Nicolas Grange: Je rebondis sur cet élément de proximité qui est primordial, à mon avis, pour que ce type de projet soit une réussite. Nous aussi, nous sommes une PME et nous avons fait le choix in- habituel de nous disséminer dans la ville. Nous sommes présents à Carouge, à Grange-Canal et à Nyon afin d’être au plus proche de notre clientèle et offrir un service de meilleure qualité. Gonet et Grange partagent la même philosophie en la matière.
Les banques traditionnelles se délestent de plus en plus de leurs succursales afin de privilégier le e-banking. En tant que régie, avez-vous davantage de ces biens à relouer et pensez-vous reproduire le schéma que vous venez de réaliser avec d’autres banques privées?
Nicolas Grange: En tant que gérant, notre métier c’est de trouver des acheteurs ou des locataires. Aujourd’hui, on sait que le commercial vit des heures difficiles à cause du Covid, donc notre rôle vis-à-vis de notre clientèle c’est de lui donner un avis de la situation et de les conseiller pour louer le mieux possible. Il est vrai qu’il y a certains immeubles où UBS avait des succursales par exemple et où il y a eu des résiliations. En général, nous essayons de rester dans un esprit de succursale bancaire parce qu’elles sont déjà équipées et sécurisées. En l’occurrence, pour l’arcade de Cologny, c’était bien le cas avec une salle munie de mille coffres, que l’on ne pouvait pas transformer, par exemple, en cabinet médical. Ne mesurant que 200 m2, une telle surface n’intéresse plus forcément les grandes banques, et comme l’a expliqué Nicolas Gonet, ce n’est pas encore dans les schémas des banques privées. Nous aviserons pour les prochains biens de ce type en fonction des opportunités.

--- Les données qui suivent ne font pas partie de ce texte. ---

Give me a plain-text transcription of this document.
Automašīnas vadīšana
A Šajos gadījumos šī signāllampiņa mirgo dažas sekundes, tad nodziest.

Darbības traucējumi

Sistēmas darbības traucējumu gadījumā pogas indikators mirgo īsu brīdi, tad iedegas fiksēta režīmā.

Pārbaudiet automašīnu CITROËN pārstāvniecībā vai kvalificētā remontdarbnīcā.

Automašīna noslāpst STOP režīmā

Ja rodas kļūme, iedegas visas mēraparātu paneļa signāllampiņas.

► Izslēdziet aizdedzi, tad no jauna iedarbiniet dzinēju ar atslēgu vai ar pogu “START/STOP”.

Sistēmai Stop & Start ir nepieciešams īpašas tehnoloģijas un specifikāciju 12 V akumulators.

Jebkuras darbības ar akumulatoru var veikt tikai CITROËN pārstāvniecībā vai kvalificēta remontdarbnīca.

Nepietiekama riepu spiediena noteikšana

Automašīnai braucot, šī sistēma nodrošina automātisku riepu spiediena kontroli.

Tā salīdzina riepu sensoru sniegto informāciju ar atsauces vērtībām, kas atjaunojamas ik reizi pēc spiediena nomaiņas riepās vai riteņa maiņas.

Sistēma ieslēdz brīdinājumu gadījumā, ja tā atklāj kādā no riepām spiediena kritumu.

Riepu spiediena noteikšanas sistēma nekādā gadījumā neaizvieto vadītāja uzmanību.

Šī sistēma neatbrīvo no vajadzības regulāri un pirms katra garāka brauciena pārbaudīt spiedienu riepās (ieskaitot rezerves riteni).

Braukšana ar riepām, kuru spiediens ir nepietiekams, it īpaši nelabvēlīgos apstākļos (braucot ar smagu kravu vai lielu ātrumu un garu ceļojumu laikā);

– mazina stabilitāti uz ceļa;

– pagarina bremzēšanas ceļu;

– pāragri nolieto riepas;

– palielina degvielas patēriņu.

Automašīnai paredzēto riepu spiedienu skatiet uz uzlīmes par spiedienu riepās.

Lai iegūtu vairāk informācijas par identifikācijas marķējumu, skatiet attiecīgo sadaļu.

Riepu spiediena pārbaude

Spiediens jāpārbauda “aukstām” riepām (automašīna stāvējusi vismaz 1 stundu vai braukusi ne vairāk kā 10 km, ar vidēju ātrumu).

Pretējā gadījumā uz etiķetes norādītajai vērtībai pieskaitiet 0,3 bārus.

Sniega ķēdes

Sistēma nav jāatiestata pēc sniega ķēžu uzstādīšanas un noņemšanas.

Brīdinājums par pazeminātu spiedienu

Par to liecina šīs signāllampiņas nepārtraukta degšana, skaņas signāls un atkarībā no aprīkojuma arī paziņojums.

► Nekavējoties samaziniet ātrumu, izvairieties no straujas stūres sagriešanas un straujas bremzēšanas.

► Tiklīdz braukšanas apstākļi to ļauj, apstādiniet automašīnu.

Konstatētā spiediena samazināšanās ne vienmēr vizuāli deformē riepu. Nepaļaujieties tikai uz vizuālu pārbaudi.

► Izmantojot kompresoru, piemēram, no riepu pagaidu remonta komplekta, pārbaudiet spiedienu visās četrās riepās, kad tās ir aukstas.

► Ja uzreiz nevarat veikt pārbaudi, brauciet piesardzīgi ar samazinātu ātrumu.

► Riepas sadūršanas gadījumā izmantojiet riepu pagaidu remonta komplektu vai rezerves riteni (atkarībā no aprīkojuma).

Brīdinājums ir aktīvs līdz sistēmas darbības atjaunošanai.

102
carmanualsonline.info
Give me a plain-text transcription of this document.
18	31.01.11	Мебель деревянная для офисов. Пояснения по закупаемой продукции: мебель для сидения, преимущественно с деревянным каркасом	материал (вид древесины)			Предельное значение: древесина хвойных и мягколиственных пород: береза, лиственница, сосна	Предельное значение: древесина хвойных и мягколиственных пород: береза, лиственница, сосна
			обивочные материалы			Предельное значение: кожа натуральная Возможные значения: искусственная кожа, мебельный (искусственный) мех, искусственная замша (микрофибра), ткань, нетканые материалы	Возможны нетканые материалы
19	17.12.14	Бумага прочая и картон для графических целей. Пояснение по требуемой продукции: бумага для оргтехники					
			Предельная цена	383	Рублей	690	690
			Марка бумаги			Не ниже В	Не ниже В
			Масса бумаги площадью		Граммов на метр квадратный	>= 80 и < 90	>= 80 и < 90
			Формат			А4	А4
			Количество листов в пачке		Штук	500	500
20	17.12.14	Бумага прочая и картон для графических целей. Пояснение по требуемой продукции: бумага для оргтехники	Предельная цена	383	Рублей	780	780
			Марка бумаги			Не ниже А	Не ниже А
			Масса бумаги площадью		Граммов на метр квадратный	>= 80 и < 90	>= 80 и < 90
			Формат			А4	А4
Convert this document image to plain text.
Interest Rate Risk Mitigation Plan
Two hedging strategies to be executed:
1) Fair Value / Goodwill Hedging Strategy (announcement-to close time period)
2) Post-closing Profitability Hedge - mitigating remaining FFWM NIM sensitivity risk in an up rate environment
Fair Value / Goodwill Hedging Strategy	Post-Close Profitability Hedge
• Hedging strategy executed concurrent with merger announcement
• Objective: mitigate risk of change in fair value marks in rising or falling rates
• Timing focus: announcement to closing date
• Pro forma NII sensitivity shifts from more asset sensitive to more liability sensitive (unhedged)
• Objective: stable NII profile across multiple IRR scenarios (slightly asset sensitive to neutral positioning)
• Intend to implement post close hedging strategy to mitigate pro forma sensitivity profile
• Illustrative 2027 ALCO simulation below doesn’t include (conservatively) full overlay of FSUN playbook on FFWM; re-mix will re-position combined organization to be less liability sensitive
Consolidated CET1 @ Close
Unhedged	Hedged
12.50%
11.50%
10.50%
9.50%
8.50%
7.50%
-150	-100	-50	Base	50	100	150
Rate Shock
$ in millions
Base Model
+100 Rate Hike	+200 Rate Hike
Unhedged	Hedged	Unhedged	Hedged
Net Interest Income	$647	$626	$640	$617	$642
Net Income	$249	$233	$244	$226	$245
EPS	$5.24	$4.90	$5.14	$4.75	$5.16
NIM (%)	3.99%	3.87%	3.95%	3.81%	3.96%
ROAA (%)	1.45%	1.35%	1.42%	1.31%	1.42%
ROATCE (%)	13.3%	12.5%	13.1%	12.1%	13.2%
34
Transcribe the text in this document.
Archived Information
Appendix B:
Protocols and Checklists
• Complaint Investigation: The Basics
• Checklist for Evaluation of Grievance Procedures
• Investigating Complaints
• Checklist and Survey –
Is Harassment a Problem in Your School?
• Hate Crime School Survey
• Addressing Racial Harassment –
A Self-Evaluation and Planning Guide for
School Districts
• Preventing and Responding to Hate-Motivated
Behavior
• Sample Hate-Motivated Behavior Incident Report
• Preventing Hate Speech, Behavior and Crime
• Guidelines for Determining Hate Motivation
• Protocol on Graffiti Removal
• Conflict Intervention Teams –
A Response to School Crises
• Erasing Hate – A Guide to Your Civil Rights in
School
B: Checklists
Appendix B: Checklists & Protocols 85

Vous citez la salle des coffres comme un investissement important. Qu’avez-vous entrepris comme travaux dans cette première succursale de banque privée?

Nicolas Grange: Nous avons presque tout refait, murs, plafonds, sols, ventilation, mobilier et bien sûr la salle des coffres. Cela a été une rénovation assez conséquente, de quelques centaines de milliers de francs, puisqu’il a fallu sécuriser davantage le bâtiment.
Nicolas Gonet: Il est vrai qu’un établissement bancaire n’est pas une mince affaire en termes d’aménagement et de sécurisation, mais l’investissement a du sens. Un millier de coffres, de plusieurs dimensions, des salons de réception, un bancomat de dernière génération, tout cela rend notre agence aussi pratique que rassurante. Pour preuve, certains de nos clients du siège en ville de Genève ont déplacé leurs biens vers cette nouvelle agence.
De votre côté, Nicolas Gonet, vous semblez satisfait du résultat, est-ce que vous envisagez d’ouvrir des succursales suburbaines dans les autres villes ou vous êtes implantés?
Nicolas Gonet: Nous avons en effet ouvert une agence au centre de Lausanne il y a dix ans et à Zurich il y a une année, mais nous n’envisageons pas le même dispositif dans ces régions, pour différentes raisons. Cologny s’y prêtait particulièrement bien pour les raisons déjà évoquées et parce que nous sommes très présents dans cette partie du canton. Nous y sponsorisons par exemple le tournoi de tennis Gonet Geneva Open au Parc des Eaux-Vives, un festival littéraire et un festival de musique à Collonge-Bellerive. Cette agence est donc bien plus qu’un complément à notre présence au centre-ville.